Although James Cook’s three voyages shaped Europe’s knowledge of the world, the results of his expeditions are still open to controversy. In documentary videos around the British Library featuring people from some of the countries Cook visited, the famous broadcaster Sir David Attenborough (b1926) looked into the negative impacts of the three voyages.

Controversial aspects include violence and unnecessary death in New Zealand and eventual imperialism in Australia. Other countries and islands were now of interest to people in Europe and were soon to be colonised, virtually eradicating native societies, traditions and countries.
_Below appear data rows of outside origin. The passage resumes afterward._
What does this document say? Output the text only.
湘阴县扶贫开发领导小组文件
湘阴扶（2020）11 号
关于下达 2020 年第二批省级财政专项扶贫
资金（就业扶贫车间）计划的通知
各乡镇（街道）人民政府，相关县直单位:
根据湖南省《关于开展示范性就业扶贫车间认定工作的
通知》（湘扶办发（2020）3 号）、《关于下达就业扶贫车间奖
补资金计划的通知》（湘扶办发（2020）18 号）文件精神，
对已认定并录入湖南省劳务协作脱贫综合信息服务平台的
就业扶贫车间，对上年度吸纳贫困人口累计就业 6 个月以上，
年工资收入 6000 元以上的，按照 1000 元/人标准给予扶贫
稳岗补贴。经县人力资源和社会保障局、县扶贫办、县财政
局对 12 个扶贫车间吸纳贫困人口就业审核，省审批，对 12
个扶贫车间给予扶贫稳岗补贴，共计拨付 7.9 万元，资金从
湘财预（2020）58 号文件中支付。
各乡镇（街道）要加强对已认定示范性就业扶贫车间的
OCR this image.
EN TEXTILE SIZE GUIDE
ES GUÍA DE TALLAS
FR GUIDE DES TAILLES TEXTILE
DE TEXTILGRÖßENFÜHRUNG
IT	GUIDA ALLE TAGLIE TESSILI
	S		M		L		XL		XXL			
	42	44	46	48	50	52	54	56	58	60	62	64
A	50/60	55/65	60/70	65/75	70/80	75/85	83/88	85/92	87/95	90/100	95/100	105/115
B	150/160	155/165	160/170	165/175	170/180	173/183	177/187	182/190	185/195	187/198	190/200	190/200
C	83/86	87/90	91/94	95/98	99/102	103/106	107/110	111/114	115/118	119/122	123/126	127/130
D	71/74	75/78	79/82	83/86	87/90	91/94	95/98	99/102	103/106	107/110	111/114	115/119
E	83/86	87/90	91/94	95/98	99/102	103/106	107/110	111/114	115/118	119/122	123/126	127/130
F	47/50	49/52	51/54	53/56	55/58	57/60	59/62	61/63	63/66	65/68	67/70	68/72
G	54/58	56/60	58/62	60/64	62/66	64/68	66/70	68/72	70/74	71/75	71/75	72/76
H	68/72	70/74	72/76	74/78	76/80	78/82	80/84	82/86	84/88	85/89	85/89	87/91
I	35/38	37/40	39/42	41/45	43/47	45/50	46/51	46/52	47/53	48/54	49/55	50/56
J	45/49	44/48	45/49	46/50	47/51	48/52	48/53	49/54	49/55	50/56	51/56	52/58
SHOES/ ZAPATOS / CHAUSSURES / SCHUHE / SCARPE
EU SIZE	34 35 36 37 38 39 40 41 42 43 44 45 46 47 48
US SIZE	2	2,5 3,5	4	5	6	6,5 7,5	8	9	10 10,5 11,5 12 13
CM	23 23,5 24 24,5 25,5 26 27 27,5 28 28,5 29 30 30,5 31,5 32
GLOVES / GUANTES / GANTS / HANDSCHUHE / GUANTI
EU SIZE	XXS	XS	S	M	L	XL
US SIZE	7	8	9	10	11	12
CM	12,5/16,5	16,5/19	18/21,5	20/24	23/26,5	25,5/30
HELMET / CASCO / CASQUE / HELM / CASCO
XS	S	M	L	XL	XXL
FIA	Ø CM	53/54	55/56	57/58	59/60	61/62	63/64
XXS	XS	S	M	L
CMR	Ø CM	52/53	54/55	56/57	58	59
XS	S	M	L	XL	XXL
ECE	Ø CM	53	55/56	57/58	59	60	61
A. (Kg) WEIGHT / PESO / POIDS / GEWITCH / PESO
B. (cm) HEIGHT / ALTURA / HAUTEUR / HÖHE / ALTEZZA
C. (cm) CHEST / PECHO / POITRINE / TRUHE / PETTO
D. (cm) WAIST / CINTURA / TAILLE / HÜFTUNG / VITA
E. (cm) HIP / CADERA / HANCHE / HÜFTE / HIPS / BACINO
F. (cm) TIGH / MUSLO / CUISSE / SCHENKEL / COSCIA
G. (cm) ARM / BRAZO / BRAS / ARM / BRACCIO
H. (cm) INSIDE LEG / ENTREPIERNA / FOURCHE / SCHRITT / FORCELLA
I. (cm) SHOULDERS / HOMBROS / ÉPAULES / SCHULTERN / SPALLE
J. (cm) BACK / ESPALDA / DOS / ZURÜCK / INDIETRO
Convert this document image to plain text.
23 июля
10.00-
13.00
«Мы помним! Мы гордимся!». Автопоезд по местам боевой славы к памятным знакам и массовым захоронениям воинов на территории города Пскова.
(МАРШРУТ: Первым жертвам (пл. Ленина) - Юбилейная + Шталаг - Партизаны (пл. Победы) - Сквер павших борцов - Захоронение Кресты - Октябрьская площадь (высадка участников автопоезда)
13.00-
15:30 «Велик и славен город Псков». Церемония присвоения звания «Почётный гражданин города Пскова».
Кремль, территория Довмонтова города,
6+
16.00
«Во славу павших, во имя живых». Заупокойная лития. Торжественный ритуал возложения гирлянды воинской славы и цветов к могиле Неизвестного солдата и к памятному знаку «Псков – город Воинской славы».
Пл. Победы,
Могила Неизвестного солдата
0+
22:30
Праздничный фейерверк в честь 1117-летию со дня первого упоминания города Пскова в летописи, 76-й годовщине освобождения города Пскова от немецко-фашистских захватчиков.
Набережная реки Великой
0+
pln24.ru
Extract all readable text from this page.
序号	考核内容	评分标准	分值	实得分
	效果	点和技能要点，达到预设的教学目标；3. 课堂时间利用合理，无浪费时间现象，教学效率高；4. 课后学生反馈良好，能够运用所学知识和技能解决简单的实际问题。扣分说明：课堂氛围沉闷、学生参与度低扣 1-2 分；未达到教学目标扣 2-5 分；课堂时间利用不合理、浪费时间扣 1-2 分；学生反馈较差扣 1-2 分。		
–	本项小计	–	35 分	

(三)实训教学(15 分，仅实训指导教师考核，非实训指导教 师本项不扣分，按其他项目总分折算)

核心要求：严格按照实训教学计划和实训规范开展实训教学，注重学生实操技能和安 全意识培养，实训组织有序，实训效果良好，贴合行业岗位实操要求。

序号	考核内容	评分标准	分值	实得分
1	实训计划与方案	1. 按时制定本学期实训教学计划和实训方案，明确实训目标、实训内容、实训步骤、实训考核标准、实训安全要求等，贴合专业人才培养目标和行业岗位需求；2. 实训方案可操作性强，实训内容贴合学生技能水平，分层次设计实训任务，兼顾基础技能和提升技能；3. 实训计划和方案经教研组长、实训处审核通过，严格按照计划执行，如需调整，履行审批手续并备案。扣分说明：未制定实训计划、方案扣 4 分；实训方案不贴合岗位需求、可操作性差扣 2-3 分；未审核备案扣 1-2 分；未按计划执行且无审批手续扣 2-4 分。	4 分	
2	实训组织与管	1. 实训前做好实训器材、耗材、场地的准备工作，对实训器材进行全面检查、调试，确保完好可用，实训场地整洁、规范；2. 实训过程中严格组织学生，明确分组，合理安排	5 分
The British Library attempted to show both the good and bad results of James Cook’s three voyages, however, by doing so, did not go into all that much detail about the trips and discoveries. Everything revolved around the items they had collected, such as drawings, journals and a few specimens; anything not visually documented was forgotten about, leading those who did not previously know much about James Cook wondering why it is mainly him and not other crew members that are remembered for the voyages.

In terms of science and geography, the voyages have shaped the way we view the world, including evidence of lives and religions pre-western colonisation. From the specimens collected, botanists, naturalists and scientists have been able to discover so much more about the properties of plants and animals from different locations. Although it is much easier to accomplish what Cook did today, with faster means of travel and scientific equipment, without Cook and the others to show Europe what was out there, the determination to learn more may not have flourished quite as strongly.

James Cook: The Voyages closed on 28th August 2018 to make way for the Anglo-Saxon exhibition opening on 19th October. However, those interested in Cook’s discoveries can view various documents and drawings at the Natural History Museum throughout the remainder of this 250th anniversary year.